The Namibian leader was speaking during a visit to Windhoek by new Zimbabwean counterpart Emmerson Mnangagwa this Monday.
Mugabe resigned last November after a military revolt which was backed by the ruling Zanu PF party recalling him as its leader and initiating - with the support of the opposition - impeachment proceedings as the 93-year-old tried cling on.
Loyalists of the veteran leader say the military action was a coup, making the successor Mnangagwa government illegitimate.
However, they have not found any support, at least publicly, from the regional SADC organisation and the African Union (AU) which are sworn to act against illegal seizures of power in member states.
President Geingob remarks after Mnangagwa briefed him on the situation in Harare suggest that the region could have helped manage Mugabe's ouster.
"I am also happy that the transition of power in Zimbabwe was handled by Africans," said the Namibian president.
"You did not see Washington there or any other Western countries. It shows that we have matured as Africans."
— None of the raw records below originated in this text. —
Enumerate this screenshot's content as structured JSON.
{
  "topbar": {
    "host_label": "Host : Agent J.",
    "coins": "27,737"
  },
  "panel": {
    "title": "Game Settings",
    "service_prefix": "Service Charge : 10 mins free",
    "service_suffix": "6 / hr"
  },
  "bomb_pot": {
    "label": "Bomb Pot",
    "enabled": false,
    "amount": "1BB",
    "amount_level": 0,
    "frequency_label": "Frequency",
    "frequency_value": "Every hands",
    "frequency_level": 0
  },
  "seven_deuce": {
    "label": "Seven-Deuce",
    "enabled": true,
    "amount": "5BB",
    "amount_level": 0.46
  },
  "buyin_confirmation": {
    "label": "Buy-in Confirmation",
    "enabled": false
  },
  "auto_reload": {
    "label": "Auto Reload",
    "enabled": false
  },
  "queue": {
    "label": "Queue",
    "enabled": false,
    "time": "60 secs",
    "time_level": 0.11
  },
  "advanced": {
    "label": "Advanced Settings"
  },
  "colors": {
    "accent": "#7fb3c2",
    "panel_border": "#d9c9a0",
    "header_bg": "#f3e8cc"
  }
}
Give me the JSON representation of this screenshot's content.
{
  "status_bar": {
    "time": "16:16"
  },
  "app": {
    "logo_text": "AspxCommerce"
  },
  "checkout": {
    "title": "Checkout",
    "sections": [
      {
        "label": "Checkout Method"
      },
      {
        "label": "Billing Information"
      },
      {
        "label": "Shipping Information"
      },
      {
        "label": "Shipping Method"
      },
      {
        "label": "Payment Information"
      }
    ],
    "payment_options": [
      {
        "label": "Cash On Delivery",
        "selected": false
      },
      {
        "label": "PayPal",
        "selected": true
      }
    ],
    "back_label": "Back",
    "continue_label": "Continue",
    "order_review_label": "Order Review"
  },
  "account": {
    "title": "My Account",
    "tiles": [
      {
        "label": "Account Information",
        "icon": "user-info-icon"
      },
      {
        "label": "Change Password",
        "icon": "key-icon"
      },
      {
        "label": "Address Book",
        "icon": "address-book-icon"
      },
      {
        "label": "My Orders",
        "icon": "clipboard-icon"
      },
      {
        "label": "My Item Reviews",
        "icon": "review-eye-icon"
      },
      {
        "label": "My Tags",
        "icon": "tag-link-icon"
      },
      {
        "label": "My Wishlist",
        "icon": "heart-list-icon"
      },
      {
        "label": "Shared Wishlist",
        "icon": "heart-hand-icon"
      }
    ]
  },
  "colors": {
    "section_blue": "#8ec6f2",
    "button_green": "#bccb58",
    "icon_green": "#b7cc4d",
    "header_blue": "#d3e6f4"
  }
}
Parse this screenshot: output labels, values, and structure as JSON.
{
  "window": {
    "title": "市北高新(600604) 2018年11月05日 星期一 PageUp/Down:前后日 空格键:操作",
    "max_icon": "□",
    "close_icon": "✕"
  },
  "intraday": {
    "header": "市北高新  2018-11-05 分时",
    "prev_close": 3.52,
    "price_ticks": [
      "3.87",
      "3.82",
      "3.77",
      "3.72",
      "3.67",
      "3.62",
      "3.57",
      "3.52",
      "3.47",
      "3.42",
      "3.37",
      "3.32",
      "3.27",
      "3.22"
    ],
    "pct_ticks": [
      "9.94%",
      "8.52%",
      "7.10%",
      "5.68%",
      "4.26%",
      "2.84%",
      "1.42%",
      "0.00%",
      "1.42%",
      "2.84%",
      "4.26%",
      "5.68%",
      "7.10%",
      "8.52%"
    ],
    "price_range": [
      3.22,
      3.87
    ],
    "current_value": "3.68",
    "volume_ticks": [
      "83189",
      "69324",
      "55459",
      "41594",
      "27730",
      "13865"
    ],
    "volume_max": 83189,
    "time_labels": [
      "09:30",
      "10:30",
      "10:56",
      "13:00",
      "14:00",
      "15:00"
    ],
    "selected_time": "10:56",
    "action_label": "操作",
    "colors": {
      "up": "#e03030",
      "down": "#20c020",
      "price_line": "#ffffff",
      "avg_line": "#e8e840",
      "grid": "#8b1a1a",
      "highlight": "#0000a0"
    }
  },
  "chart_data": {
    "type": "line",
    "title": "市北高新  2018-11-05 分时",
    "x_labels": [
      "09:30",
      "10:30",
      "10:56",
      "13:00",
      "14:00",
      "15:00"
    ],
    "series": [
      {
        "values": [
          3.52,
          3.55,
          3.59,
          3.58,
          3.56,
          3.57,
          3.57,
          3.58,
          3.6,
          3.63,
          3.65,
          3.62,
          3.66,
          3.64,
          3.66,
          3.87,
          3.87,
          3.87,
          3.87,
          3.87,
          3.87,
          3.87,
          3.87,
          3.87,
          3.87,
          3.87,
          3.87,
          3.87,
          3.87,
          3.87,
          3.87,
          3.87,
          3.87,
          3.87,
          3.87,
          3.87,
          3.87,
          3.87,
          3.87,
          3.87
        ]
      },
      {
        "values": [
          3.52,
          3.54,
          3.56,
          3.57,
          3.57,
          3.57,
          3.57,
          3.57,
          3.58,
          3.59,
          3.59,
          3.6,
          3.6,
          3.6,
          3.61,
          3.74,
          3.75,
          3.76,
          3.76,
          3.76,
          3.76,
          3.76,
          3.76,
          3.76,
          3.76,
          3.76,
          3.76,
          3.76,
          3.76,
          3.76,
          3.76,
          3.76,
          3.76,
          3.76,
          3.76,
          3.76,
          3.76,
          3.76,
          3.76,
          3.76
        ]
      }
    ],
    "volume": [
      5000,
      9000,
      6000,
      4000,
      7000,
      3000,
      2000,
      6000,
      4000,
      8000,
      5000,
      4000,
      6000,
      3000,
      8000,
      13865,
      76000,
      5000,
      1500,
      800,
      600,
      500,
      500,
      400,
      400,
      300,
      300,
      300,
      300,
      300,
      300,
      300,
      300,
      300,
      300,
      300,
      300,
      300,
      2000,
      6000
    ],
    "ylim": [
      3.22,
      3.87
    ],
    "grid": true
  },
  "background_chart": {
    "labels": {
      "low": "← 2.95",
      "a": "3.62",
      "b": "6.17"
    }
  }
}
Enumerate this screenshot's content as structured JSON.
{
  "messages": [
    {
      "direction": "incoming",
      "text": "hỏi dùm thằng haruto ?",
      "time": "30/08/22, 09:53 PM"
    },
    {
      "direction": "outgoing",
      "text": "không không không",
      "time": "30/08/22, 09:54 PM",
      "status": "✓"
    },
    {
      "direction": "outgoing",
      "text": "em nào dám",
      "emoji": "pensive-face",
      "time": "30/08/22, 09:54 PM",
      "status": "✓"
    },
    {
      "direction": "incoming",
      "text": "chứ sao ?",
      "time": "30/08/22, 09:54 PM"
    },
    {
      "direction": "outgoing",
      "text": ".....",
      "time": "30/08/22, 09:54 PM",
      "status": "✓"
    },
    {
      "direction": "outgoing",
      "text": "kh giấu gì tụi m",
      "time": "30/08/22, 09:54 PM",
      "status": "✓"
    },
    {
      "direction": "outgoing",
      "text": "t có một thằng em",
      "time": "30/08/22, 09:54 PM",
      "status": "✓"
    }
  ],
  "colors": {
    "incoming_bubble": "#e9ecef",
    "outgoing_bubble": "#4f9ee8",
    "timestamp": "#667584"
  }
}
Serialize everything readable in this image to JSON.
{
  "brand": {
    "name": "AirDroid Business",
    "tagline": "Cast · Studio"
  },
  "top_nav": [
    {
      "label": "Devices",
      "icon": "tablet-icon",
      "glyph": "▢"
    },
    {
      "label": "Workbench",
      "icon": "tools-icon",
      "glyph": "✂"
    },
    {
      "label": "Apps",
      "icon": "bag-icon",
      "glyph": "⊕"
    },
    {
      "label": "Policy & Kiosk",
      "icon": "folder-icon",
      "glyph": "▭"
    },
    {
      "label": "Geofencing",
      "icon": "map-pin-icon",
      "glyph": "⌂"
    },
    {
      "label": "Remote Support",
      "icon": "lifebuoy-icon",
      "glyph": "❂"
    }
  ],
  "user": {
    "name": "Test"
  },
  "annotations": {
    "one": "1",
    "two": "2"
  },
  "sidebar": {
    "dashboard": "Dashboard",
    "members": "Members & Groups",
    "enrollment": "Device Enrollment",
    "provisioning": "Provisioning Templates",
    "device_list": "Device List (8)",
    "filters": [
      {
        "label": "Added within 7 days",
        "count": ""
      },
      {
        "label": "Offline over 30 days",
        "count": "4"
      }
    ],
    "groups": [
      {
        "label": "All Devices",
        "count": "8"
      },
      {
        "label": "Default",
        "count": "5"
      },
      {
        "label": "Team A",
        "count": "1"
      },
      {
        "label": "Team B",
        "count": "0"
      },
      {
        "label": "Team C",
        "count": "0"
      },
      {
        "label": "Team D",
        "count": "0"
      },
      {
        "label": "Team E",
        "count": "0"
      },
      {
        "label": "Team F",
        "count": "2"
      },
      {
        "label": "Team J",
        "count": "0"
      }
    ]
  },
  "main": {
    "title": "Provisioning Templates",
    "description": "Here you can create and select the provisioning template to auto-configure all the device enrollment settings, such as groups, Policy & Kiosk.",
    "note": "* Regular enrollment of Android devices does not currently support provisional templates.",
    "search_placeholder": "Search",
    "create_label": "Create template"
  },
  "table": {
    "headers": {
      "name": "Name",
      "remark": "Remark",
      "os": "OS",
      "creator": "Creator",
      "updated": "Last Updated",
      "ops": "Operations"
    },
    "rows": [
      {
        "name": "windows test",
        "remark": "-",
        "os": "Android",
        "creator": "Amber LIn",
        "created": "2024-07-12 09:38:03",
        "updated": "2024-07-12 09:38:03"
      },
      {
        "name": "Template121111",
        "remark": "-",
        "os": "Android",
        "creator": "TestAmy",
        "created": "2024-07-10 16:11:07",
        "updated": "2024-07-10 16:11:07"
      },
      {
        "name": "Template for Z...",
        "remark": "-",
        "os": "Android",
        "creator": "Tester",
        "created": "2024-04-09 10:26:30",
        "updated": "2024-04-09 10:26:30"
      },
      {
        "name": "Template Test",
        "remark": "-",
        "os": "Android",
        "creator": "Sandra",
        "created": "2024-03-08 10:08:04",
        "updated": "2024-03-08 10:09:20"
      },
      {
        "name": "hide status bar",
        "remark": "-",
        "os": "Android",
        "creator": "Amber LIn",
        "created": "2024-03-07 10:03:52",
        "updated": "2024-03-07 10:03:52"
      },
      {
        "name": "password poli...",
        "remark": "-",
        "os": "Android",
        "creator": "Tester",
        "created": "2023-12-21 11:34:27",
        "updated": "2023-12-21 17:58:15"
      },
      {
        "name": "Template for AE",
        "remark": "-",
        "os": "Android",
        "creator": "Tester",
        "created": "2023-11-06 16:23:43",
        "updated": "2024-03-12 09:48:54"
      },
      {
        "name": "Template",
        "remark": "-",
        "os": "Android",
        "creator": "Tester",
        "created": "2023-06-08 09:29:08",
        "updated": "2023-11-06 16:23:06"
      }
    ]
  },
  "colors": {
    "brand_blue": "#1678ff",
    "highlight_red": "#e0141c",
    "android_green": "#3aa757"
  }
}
Even so, loyalists are convinced the West played a role. Former cabinet minister and nephew, Patrick Zhuwao, has pointed an accusatory finger at "the regime change agenda diplomatic community led by the repressively naïve (British Ambassador) Catriona Laing".
Again, outside Africa, Mnangagwa's new government has also been endorsed in West capitals and also by countries Mugabe described as "all-weather friends" such as China and Russia.
Challenged on that international endorsement in a BBC interview, former tertiary education minister Professor Jonathan Moy - another loyalist of the fallen Mugabe - retorted that, "It's not the world which chooses the leaders of Zimbabwe.
"We can only be concerned about the Republic of Zimbabwe, the views of the people of Zimbabwe. The international conspiracy that supports a dictatorship that has come to power via the bullet is another story which will not be experienced by Zimbabweans for the first time."